To clarify further, my primary question is what would be the best approach to completing our development work for demonstration by May 2020, given our limited expertise and academic access to tools like MATLAB/Simulink? Note that we have working models in Simulink but have not loaded them to hardware. If MATLAB/Simulink integration is a dead-end, would you suggest another/better option? We assume that the Audio System Design Tools and coding in Arduino IDE will do the job, but we also assume that modelling in Simulink will be useful especially if we can translate the code to the Teensy 4.0 in a straightforward manner without breaking it. We don't know the answer, yet.
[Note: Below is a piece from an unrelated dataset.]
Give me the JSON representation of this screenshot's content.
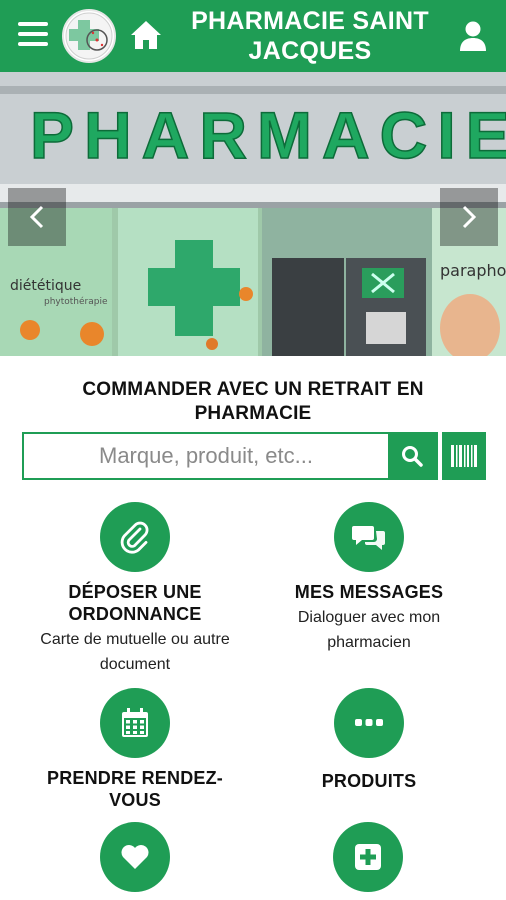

Not sure if Teensy integration into Matlab is already so smooth and robust to follow that road now. But as you have Simulink model working, maybe it is a worthwhile exercise to see if it can be translated with Audio System design tool into Teensy program. If yes, and I'm confident there are some expert on this forum that can help with details and the rest is then a done deal. In how far, all audio functionality is already working with T4.0 or you have to revert to T3.6+Audioboard V3, is another matter.
 
You are correct, in that our attempts at integration into MATLAB have not been as smooth as we thought it could be at the start of the project. We think that either we are missing critical information that will help, or that our efforts are futile for a project of this size/scope. Unless we discover a pathway that is better, we will fall back to coding in Arduino IDE. As far as reverting to a T3.6, given preliminary testing, we are hopeful that the T4.0 will do the job. Are there good reasons to be suspicious that the T4.0 will work?
 
Are there good reasons to be suspicious that the T4.0 will work?
If you wanted to have USB-Audio in your system, then You may have to wait until Paul finds time to implement it on T4.0 (It seems to require different implementation than done for Teensy3)
 
That would be another great feature of the T4.0, but I don't think it's necessary for our project. We're planning to utilize the 3.5 mm stereo audio jack and line inputs of the Audio Shield Rev D.